De personele uitgaven kerndepartement bestaan uit alle personeelsuitgaven inclusief de inhuur van externen voor zowel primaire als ondersteunende processen. De materiële uitgaven hebben betrekking op activiteiten en middelen ter ondersteuning van het primaire proces. Dit omvat onder andere uitgaven aan ICT, bijdragen aan shared service organisaties (SSO's), zoals huisvestingskosten en overige materiële kosten, zoals opdrachten.

De uitgaven voor externe inhuur zijn op voorhand moeilijk te ramen. Daarnaast kan het budget (en de realisatie) voor externe inhuur in de loop van het begrotingsjaar wijzigen, ook door tussentijdse interne herschikking van budgetten binnen het apparaatsbudget (bijvoorbeeld van budget voor eigen personeel naar budget voor de inhuur van externen). Tot slot zullen de apparaatsuitgaven in 2025 anders uitvallen dan nu in de begroting staat vermeld, doordat een aantal technische mutaties lopende het jaar wordt verwerkt. Het betreft dan kosten voor bijvoorbeeld ICT-dienstverlening en huisvesting, waarvan de facturen centraal worden betaald aan de desbetreffende SSO binnen het Rijk en pas lopende het jaar in rekening worden gebracht aan de dienstonderdelen van VWS. In de suppletoire begrotingen zullen deze mutaties worden gemeld en zo nodig toegelicht.
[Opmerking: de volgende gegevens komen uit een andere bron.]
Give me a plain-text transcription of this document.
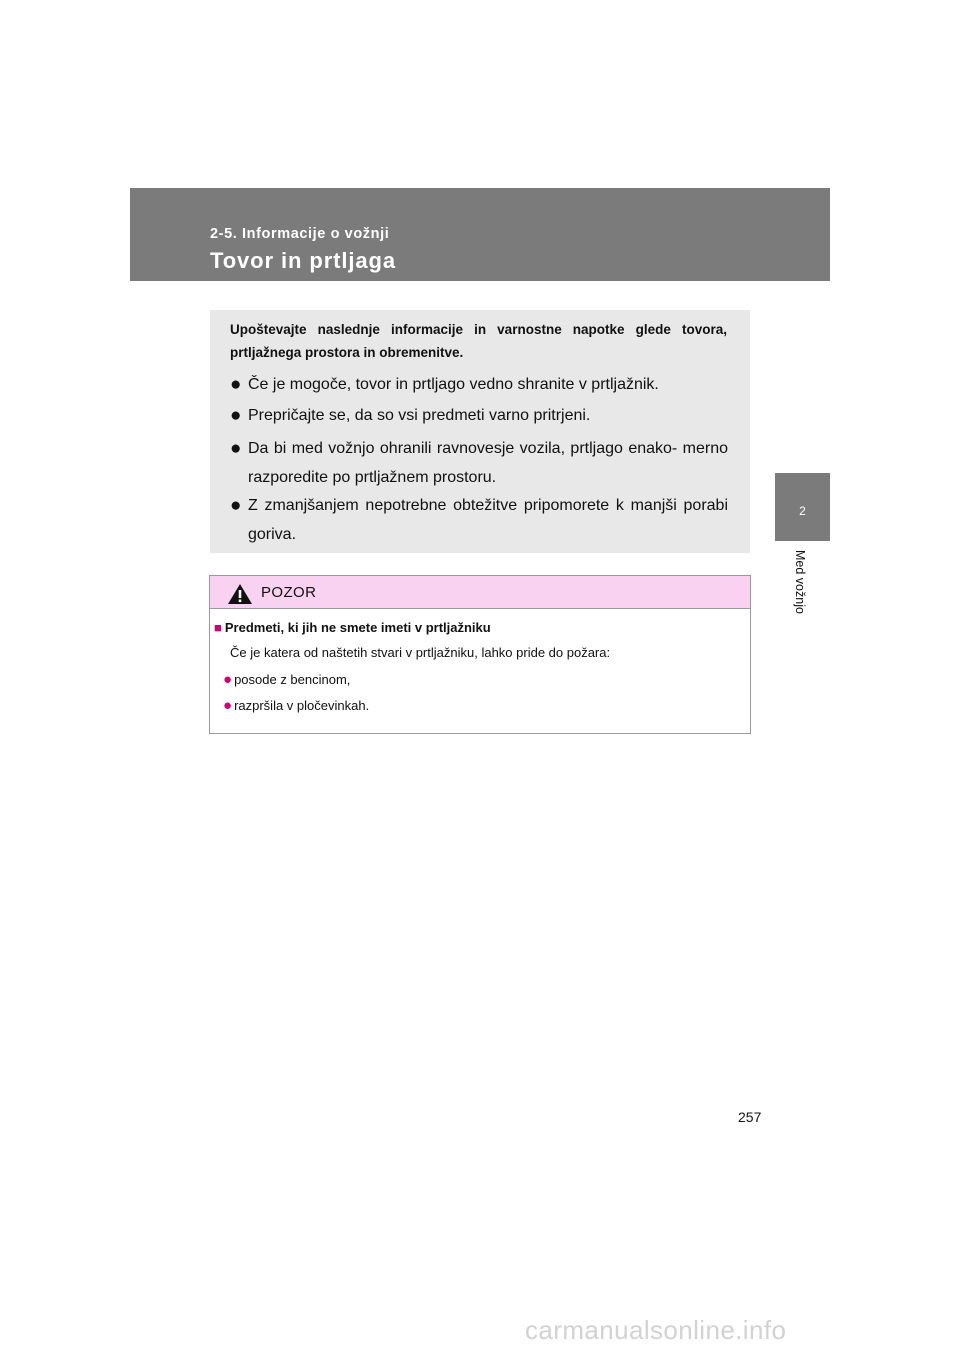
2-5. Informacije o vožnji
Tovor in prtljaga
2
Med vožnjo
Upoštevajte naslednje informacije in varnostne napotke glede tovora, prtljažnega prostora in obremenitve.
● Če je mogoče, tovor in prtljago vedno shranite v prtljažnik.
● Prepričajte se, da so vsi predmeti varno pritrjeni.
● Da bi med vožnjo ohranili ravnovesje vozila, prtljago enako- merno razporedite po prtljažnem prostoru.
● Z zmanjšanjem nepotrebne obtežitve pripomorete k manjši porabi goriva.
POZOR
■ Predmeti, ki jih ne smete imeti v prtljažniku
Če je katera od naštetih stvari v prtljažniku, lahko pride do požara:
● posode z bencinom,
● razpršila v pločevinkah.
257
carmanualsonline.info
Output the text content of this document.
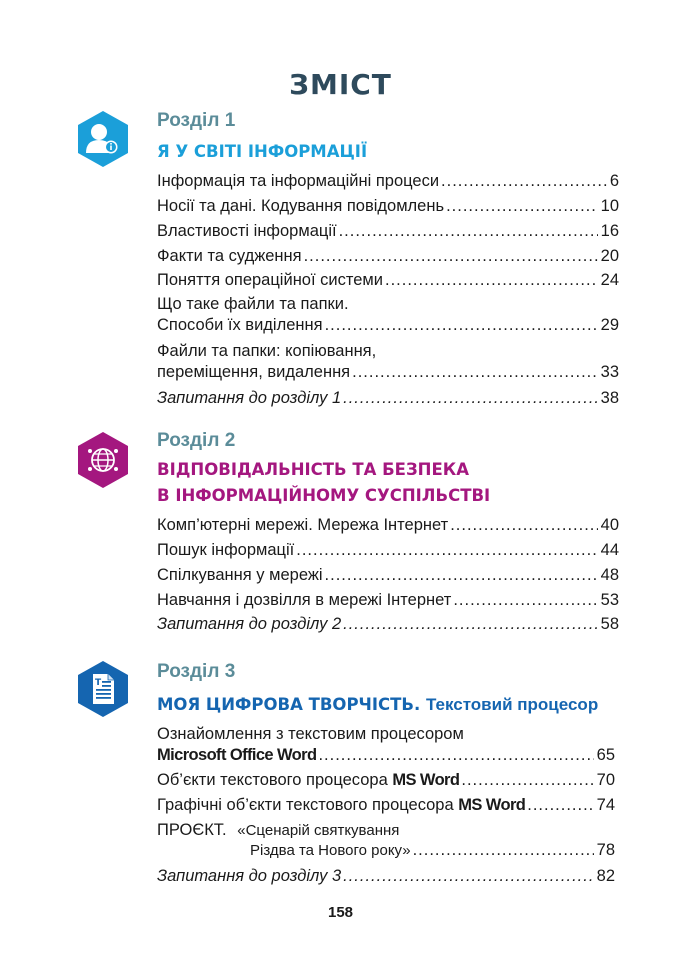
ЗМІСТ
Розділ 1
Я У СВІТІ ІНФОРМАЦІЇ
Інформація та інформаційні процеси .....	6
Носії та дані. Кодування повідомлень .....	10
Властивості інформації .....	16
Факти та судження .....	20
Поняття операційної системи .....	24
Що таке файли та папки.
Способи їх виділення .....	29
Файли та папки: копіювання,
переміщення, видалення .....	33
Запитання до розділу 1 .....	38
Розділ 2
ВІДПОВІДАЛЬНІСТЬ ТА БЕЗПЕКА
В ІНФОРМАЦІЙНОМУ СУСПІЛЬСТВІ
Комп’ютерні мережі. Мережа Інтернет .....	40
Пошук інформації .....	44
Спілкування у мережі .....	48
Навчання і дозвілля в мережі Інтернет .....	53
Запитання до розділу 2 .....	58
T
Розділ 3
МОЯ ЦИФРОВА ТВОРЧІСТЬ. Текстовий процесор
Ознайомлення з текстовим процесором
Microsoft Office Word .....	65
Об’єкти текстового процесора MS Word .....	70
Графічні об’єкти текстового процесора MS Word .....	74
ПРОЄКТ. «Сценарій святкування
Різдва та Нового року» .....	78
Запитання до розділу 3 .....	82
158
Tabel 63 Apparaatsuitgaven kernministerie 2025 onderverdeeld naar Directoraat-Generaal (Bedragen x € 1.000)

Omschrijving

2025

Directoraat-generaal Volksgezondheid

23.795

Directoraat-generaal Curatieve zorg

21.671

Directoraat-generaal Langdurige zorg

42.649

Totaal beleid

88.115

Secretaris-generaal / (plaatsvervangend) secretaris-generaal

343.668

Totaal apparaatsuitgaven kerndepartement

431.783

4.2.2 Toelichting apparaatsuitgaven inspecties, SCP en raden

Personele- en materiële uitgaven inspecties, SCP en raden

Inspectie Gezondheidszorg en Jeugd

We kunnen in Nederland vertrouwen op goede gezondheidszorg en jeugdhulp. Voor iedereen, altijd en overal. Dat willen we graag zo houden, ook voor volgende generaties. Daarom houdt de Inspectie Gezondheidszorg en Jeugd (IGJ) toezicht op de kwaliteit en veiligheid van de zorg en jeugdhulp in Nederland. En samen met andere Europese inspecties waakt de IGJ over de internationale markt voor geneesmiddelen en medische hulpmiddelen.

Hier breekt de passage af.